Link to headingPick the right DeepSeek model for the job
Most production teams get more from DeepSeek by wiring both models into the same application and letting the work decide which one runs. V3 carries the everyday flows where direct answers and tool calling do the heavy lifting, while R1 handles the reasoning-heavy queries where a visible chain-of-thought changes the quality of the answer.
As the R1 keeps improving, with AIME 2025 jumping from 70.0 to 87.5 in the 0528 update alone, the line between what a fast general-purpose model and a reasoning model can handle will keep shifting. A routing-based architecture is easier to evolve than a single-model bet. Start a new project from an AI template and swap the model reference where reasoning matters.
Link to headingFrequently asked questions about DeepSeek V3 and R1
Link to headingIs DeepSeek R1 just V3 with extra training?

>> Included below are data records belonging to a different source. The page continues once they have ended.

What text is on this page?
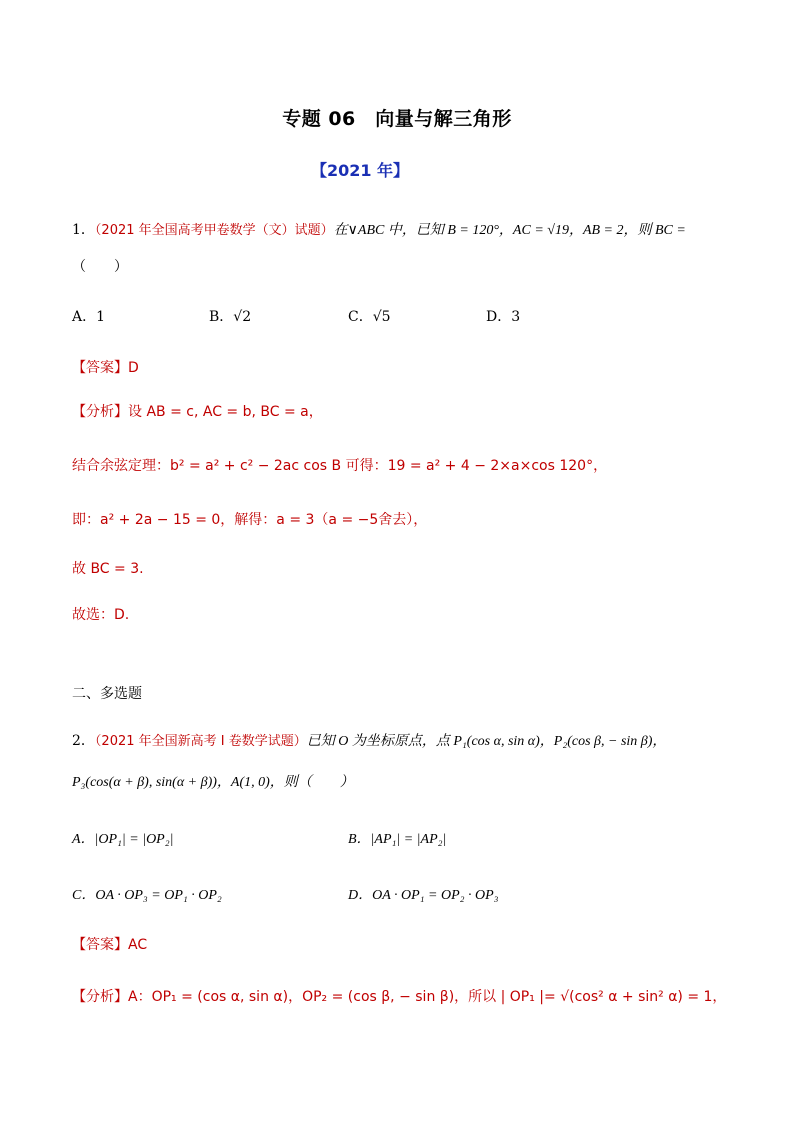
专题 06　向量与解三角形
【2021 年】
1．（2021 年全国高考甲卷数学（文）试题）在∨ABC 中，已知 B = 120°，AC = √19，AB = 2，则 BC =
（　　）
A．1	B．√2	C．√5	D．3
【答案】D
【分析】设 AB = c, AC = b, BC = a，
结合余弦定理：b² = a² + c² − 2ac cos B 可得：19 = a² + 4 − 2×a×cos 120°，
即：a² + 2a − 15 = 0，解得：a = 3（a = −5舍去），
故 BC = 3.
故选：D.
二、多选题
2．（2021 年全国新高考 I 卷数学试题）已知 O 为坐标原点，点 P₁(cos α, sin α)，P₂(cos β, − sin β)，
P₃(cos(α + β), sin(α + β))，A(1, 0)，则（　　）
A．|OP₁| = |OP₂|	B．|AP₁| = |AP₂|
C．OA · OP₃ = OP₁ · OP₂	D．OA · OP₁ = OP₂ · OP₃
【答案】AC
【分析】A：OP₁ = (cos α, sin α)，OP₂ = (cos β, − sin β)，所以 | OP₁ |= √(cos² α + sin² α) = 1，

R1 starts from the same DeepSeek-V3-Base checkpoint as V3, so the underlying architecture is identical. The difference comes from R1's four-stage reinforcement learning pipeline using GRPO with verifiable rewards, which produces emergent chain-of-thought behavior that V3's SFT-plus-RLHF training doesn't incentivize. The two models behave differently in practice even though they share most of their weights.
Link to headingCan I use R1 and V3 together in the same application?
Yes, and that's the recommended pattern for most production apps. The AI SDK lets you switch between deepseek-chat and deepseek-reasoner by changing only the model reference, so a typical setup sends most traffic through V3 and escalates the small share of reasoning-heavy queries to R1. That keeps token costs low while preserving R1's reasoning capability for the requests that need it.
Link to headingWhich is better for coding, R1 or V3?
It depends on the type of coding work. For everyday software engineering inside an existing codebase, V3 is usually the better fit because it supports tool calling and structured output, returns answers faster, and uses fewer tokens per request. R1 pulls ahead on algorithmic reasoning and competitive programming, where its Codeforces rating of 2,029 versus V3's 1,134 reflects the gap on that specific kind of problem.
Link to headingDoes DeepSeek R1 support tool calling and structured output?
The original R1 release in January 2025 did not support tool calling or JSON output mode. The R1-0528 update on May 28, 2025 added both, which makes R1 a candidate for agentic workflows that need function calling alongside reasoning. V3 has supported both since its initial release, and remains the simpler choice when the workflow doesn't need a visible reasoning trace.